Assuming you are using one or more published adventures as the GM of a campaign, are you "required" (by courtesy, if nothing else) to tell your players a) that you are doing so, and/or b) what published adventure you are using.

Now, in the case of something like The Enemy Within for WFRP, or Curse of Strahd for D&D 5E, or any other campaign length published scenario, it seems to be me to be built into the pitch in the first place. "Do you guys want to play The Dracula Dossier?"

But, with a more sandbox campaign that uses adventures to fill it out, the question gets murkier. It feels like the GM probably should give some indication of the fact that they will be using published material in the campaign, but I don't feel like there is any need to say when that is happening or which ones. That castle on yonder hill might be the result of the GM's imagination, a series of random tables, or a published adventure location. Does it matter?

What do you think. When must a GM say that they are using published adventures in (or even as the basis of) the campaign? Are there tangible consequences of doing so or hiding the fact?

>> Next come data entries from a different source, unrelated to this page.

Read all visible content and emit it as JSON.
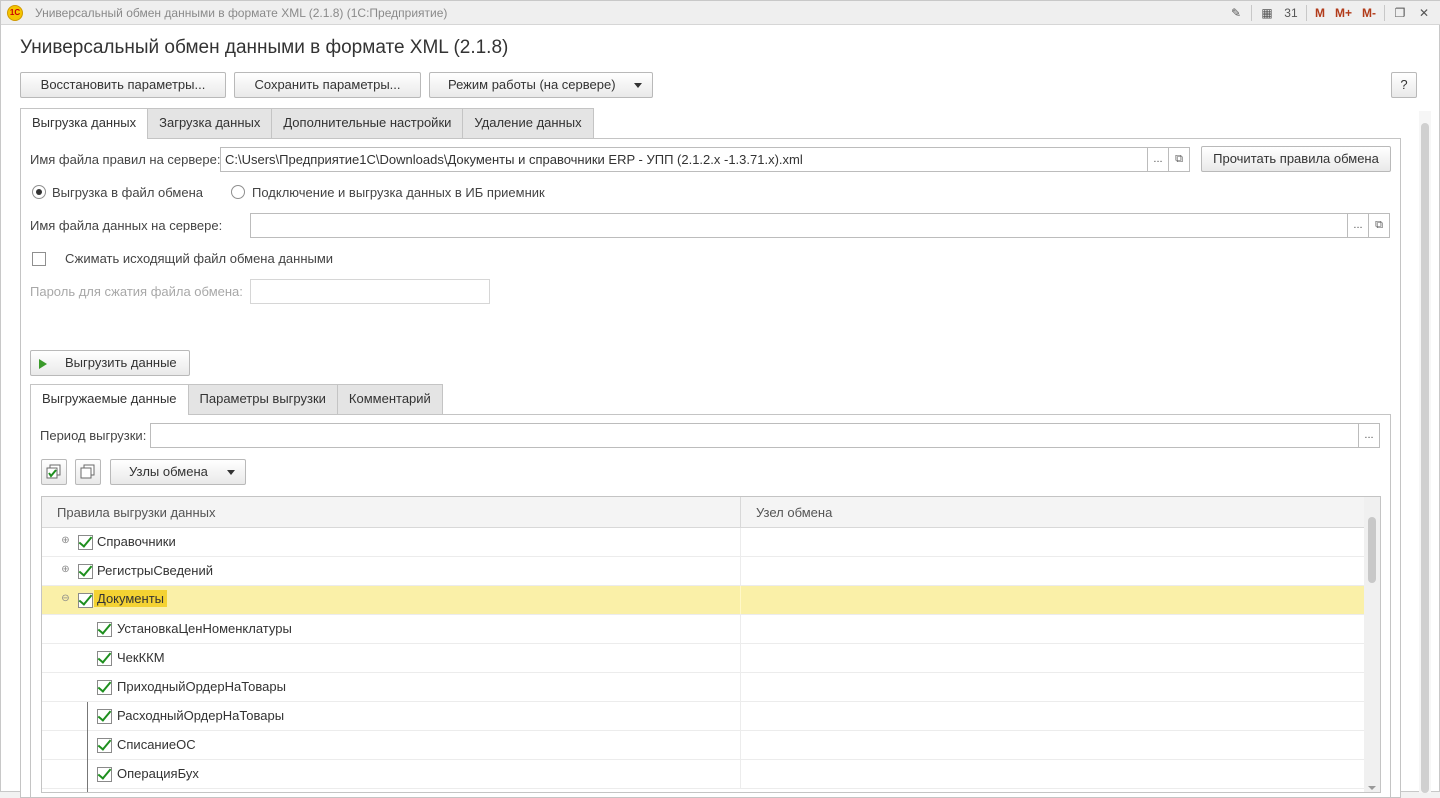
{
  "window": {
    "titlebar_text": "Универсальный обмен данными в формате XML (2.1.8)  (1С:Предприятие)",
    "logo_text": "1С",
    "titlebar_icons": [
      {
        "name": "notes-icon",
        "glyph": "✎"
      },
      {
        "name": "calculator-icon",
        "glyph": "▦"
      },
      {
        "name": "calendar-icon",
        "glyph": "31"
      },
      {
        "name": "memory-m-label",
        "glyph": "M"
      },
      {
        "name": "memory-plus-label",
        "glyph": "M+"
      },
      {
        "name": "memory-minus-label",
        "glyph": "M-"
      },
      {
        "name": "restore-window-icon",
        "glyph": "❐"
      },
      {
        "name": "close-window-icon",
        "glyph": "✕"
      }
    ]
  },
  "header": {
    "title": "Универсальный обмен данными в формате XML (2.1.8)",
    "buttons": {
      "restore": "Восстановить параметры...",
      "save": "Сохранить параметры...",
      "mode": "Режим работы (на сервере)",
      "help": "?"
    }
  },
  "main_tabs": [
    {
      "label": "Выгрузка данных",
      "active": true
    },
    {
      "label": "Загрузка данных",
      "active": false
    },
    {
      "label": "Дополнительные настройки",
      "active": false
    },
    {
      "label": "Удаление данных",
      "active": false
    }
  ],
  "export_form": {
    "rules_file_label": "Имя файла правил на сервере:",
    "rules_file_value": "C:\\Users\\Предприятие1С\\Downloads\\Документы и справочники ERP - УПП (2.1.2.x -1.3.71.x).xml",
    "read_rules_button": "Прочитать правила обмена",
    "radio_file": "Выгрузка в файл обмена",
    "radio_connect": "Подключение и выгрузка данных в ИБ приемник",
    "data_file_label": "Имя файла данных на сервере:",
    "data_file_value": "",
    "compress_label": "Сжимать исходящий файл обмена данными",
    "password_label": "Пароль для сжатия файла обмена:",
    "password_value": "",
    "export_button": "Выгрузить данные",
    "ellipsis": "...",
    "open_glyph": "⧉"
  },
  "sub_tabs": [
    {
      "label": "Выгружаемые данные",
      "active": true
    },
    {
      "label": "Параметры выгрузки",
      "active": false
    },
    {
      "label": "Комментарий",
      "active": false
    }
  ],
  "export_data": {
    "period_label": "Период выгрузки:",
    "period_value": "",
    "nodes_button": "Узлы обмена",
    "columns": [
      "Правила выгрузки данных",
      "Узел обмена"
    ],
    "rows": [
      {
        "label": "Справочники",
        "level": 0,
        "expander": "⊕",
        "selected": false
      },
      {
        "label": "РегистрыСведений",
        "level": 0,
        "expander": "⊕",
        "selected": false
      },
      {
        "label": "Документы",
        "level": 0,
        "expander": "⊖",
        "selected": true
      },
      {
        "label": "УстановкаЦенНоменклатуры",
        "level": 1,
        "expander": "",
        "selected": false
      },
      {
        "label": "ЧекККМ",
        "level": 1,
        "expander": "",
        "selected": false
      },
      {
        "label": "ПриходныйОрдерНаТовары",
        "level": 1,
        "expander": "",
        "selected": false
      },
      {
        "label": "РасходныйОрдерНаТовары",
        "level": 1,
        "expander": "",
        "selected": false
      },
      {
        "label": "СписаниеОС",
        "level": 1,
        "expander": "",
        "selected": false
      },
      {
        "label": "ОперацияБух",
        "level": 1,
        "expander": "",
        "selected": false
      }
    ]
  }
}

Do you usually tell your players if you are using published material?
I would only say what it is if it’s a full campaign - “Hey, let’s play Tomb of Annihilation”, etc.

If it’s individual adventures or stuff I’ve created, I think it’s better not to divulge that until afterwards, if at all.
 

I would discuss a campaign pitch, and if that is ‘I want to run XYZ’ then it would naturally involve stating the module.

But if the pitch is ‘I want to run a picaresque campaign which will involve a mix of modules and home brew adventures, built around the central idea of X’ then I wouldn’t list out the modules I was planning to use.

To my mind the main reason to tell people you are running a specific module is either the pitch or to check they haven’t read it already.
 

Some adventure titles are spoilers themselves. For example, I’m currently running Against the Cult of the Reptile God for one of my GURPS groups. I told them that I’m adapting an old AD&D adventure, but not the title. They still have no idea that there’s a “cult” or a “reptile god;” the slow discovery of those elements is part of the fun.